Réunir toutes ces peintures pour la première fois en France est « émouvant pour tous ceux qui connaissent bien ces œuvres par la reproduction — principalement en noir et blanc — sans jamais avoir eu la chance de les admirer “pour de vrai” », s’exalte Xavier Rey, directeur des Musées de Marseille. Le président de Burrell Renaissance à Glasgow, Angus Grossart, ne manque pas de montrer son enthousiasme suite à ce prêt à la ville de Marseille : « L’exposition itinérante des tableaux français marque le début d’un chapitre haut de gamme dans l’histoire de la Burrell Collection. Il témoigne de l’ampleur et de la qualité des dons de collecteur de Sir William, mais aussi de ses perspectives d’ouverture sur le monde. » Cette ouverture, c’est par l’art qu’elle s’opère. Avant d’abord été considéré comme un genre décadent, l’impressionnisme, annoncé par les tableaux de Corot et de Daubigny, fait aujourd’hui partie du patrimoine français et demeure l’un des plus grands mouvements picturaux. Chacun s’arrête pour contempler la douceur vivifiante des scènes d’eau d’Eugène Boudin. La tranquillité, la fraîcheur de l’air et les nuages rosés d’une fin d’après-midi apaisent le cœur et l’esprit. Même chose pour les campagnes de Jean-François Millet qui respirent la simplicité et le repos. C’est cette essence de vie que l’artiste aimait tant peindre, comme il l’expliquait : « Ce que je connais de plus gai, c’est le calme, le silence, dont on jouit si délicieusement, ou dans les forêts, ou dans les endroits labourés… »
Viennent ensuite, dans la dernière salle, les œuvres tant prisées de Degas et de Cézanne. La Répétition d’Edgar Degas domine de loin. Les danseuses, vivantes par un trait concis et passionné, se pavanent devant nous, comme nous l’avions imaginé. Elles saluent les trois autres tableaux de l’artiste présentés dans cette collection. Quant à Cézanne, notre Provençal bien connu, il s’affiche avec Le Château de Médan, peinture sublime où les reflets verdoyants sont rois. Enfin, le Musée des Beaux-Arts du Palais Longchamp vient compléter cette exposition hors-norme en déménageant quelques-uns de ses chefs-d’œuvre du réalisme et le l’École de Barbizon.
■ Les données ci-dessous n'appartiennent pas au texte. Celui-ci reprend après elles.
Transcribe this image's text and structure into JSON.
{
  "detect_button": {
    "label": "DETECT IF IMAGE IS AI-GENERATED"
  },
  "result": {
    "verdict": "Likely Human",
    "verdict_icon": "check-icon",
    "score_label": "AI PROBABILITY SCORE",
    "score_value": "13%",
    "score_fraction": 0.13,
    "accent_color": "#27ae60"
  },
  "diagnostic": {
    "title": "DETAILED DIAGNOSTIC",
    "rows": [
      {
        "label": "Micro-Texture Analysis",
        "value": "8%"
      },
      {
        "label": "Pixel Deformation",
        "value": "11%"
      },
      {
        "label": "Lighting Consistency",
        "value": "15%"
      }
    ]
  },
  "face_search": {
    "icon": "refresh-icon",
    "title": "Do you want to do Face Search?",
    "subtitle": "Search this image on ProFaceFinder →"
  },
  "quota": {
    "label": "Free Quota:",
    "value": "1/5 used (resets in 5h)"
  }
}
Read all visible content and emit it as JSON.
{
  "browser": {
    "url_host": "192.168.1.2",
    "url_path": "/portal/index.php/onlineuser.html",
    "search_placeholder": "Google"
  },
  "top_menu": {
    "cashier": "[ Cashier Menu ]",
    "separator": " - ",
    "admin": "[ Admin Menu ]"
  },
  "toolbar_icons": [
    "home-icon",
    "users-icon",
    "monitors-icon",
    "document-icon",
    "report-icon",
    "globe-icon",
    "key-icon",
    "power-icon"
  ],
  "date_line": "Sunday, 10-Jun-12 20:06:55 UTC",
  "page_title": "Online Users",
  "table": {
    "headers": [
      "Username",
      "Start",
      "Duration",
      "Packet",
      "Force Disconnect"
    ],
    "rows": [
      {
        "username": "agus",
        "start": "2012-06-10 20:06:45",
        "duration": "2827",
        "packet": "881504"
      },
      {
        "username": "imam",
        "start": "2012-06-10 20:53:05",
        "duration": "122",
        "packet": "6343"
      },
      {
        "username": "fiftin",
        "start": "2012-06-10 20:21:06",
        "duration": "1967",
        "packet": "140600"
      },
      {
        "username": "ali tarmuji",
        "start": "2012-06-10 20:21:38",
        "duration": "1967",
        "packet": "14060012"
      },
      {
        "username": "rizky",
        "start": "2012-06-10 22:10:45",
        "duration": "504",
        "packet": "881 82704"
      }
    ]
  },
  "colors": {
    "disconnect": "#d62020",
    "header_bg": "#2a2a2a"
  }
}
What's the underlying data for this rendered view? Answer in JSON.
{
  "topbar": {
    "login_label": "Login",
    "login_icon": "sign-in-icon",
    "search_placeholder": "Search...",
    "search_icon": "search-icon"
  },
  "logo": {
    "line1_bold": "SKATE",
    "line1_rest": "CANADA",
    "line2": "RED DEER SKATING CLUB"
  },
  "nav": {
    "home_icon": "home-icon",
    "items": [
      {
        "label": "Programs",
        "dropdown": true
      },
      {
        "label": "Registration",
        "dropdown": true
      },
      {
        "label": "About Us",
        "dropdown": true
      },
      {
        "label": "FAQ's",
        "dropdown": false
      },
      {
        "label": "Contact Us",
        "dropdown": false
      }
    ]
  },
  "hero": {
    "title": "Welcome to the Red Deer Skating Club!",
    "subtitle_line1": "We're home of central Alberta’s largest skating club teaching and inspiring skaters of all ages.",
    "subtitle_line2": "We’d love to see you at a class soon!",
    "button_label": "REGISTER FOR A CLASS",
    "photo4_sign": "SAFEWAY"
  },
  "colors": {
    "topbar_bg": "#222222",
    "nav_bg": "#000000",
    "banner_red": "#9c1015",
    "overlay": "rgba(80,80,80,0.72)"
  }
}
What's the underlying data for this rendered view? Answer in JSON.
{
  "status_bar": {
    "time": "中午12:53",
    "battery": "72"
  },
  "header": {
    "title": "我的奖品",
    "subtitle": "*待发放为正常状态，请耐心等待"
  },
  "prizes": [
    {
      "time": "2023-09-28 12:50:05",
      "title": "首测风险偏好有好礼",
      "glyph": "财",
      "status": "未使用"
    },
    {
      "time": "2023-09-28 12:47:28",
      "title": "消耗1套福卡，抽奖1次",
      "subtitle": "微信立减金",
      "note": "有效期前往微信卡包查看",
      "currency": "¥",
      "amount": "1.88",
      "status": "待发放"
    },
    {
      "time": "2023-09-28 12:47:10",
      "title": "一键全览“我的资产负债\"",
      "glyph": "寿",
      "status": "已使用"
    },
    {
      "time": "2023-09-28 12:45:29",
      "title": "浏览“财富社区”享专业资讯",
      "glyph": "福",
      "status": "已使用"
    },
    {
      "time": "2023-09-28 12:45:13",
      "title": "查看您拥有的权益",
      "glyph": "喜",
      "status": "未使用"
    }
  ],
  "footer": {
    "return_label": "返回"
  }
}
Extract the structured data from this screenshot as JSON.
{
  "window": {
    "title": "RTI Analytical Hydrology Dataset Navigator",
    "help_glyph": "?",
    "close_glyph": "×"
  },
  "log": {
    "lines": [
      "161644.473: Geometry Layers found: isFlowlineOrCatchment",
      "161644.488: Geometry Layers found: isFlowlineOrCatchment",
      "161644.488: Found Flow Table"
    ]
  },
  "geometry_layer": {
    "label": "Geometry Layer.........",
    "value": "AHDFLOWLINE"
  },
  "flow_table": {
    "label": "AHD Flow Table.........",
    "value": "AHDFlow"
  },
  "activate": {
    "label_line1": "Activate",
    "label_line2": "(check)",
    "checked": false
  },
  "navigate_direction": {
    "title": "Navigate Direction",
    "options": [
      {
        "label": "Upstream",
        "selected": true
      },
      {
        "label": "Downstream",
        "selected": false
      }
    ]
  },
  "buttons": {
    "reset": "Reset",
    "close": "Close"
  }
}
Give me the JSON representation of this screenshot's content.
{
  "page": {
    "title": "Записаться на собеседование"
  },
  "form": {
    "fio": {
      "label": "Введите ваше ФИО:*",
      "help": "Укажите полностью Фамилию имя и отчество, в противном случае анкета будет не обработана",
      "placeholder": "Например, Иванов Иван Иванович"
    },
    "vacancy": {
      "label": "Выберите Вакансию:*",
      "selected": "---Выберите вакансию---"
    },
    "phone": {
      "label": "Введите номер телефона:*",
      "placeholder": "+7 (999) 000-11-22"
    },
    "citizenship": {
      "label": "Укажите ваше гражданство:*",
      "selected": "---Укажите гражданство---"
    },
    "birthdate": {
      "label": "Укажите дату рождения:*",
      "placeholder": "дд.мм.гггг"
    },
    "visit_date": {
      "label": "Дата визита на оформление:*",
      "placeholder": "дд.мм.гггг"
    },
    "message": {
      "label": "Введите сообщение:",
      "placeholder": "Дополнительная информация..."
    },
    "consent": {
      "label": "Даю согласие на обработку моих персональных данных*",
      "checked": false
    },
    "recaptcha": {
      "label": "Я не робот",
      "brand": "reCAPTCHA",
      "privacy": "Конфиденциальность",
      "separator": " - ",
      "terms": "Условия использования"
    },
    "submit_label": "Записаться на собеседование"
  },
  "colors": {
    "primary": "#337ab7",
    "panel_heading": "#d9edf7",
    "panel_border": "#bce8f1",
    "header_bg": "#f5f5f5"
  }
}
Les visiteurs pourront alors redécouvrir Le Cerf à l’eau et le Portrait d’André Grangier de Courbet, ainsi que des œuvres de Millet, Corot ou encore Monticelli.
Maud Van de Wiele
Courbet, Degas, Cézanne… Chefs-d’œuvre réalistes et impressionnistes de la collection Burrell : jusqu’au 23/09 au Musée Cantini (19, rue Grignan, 6e).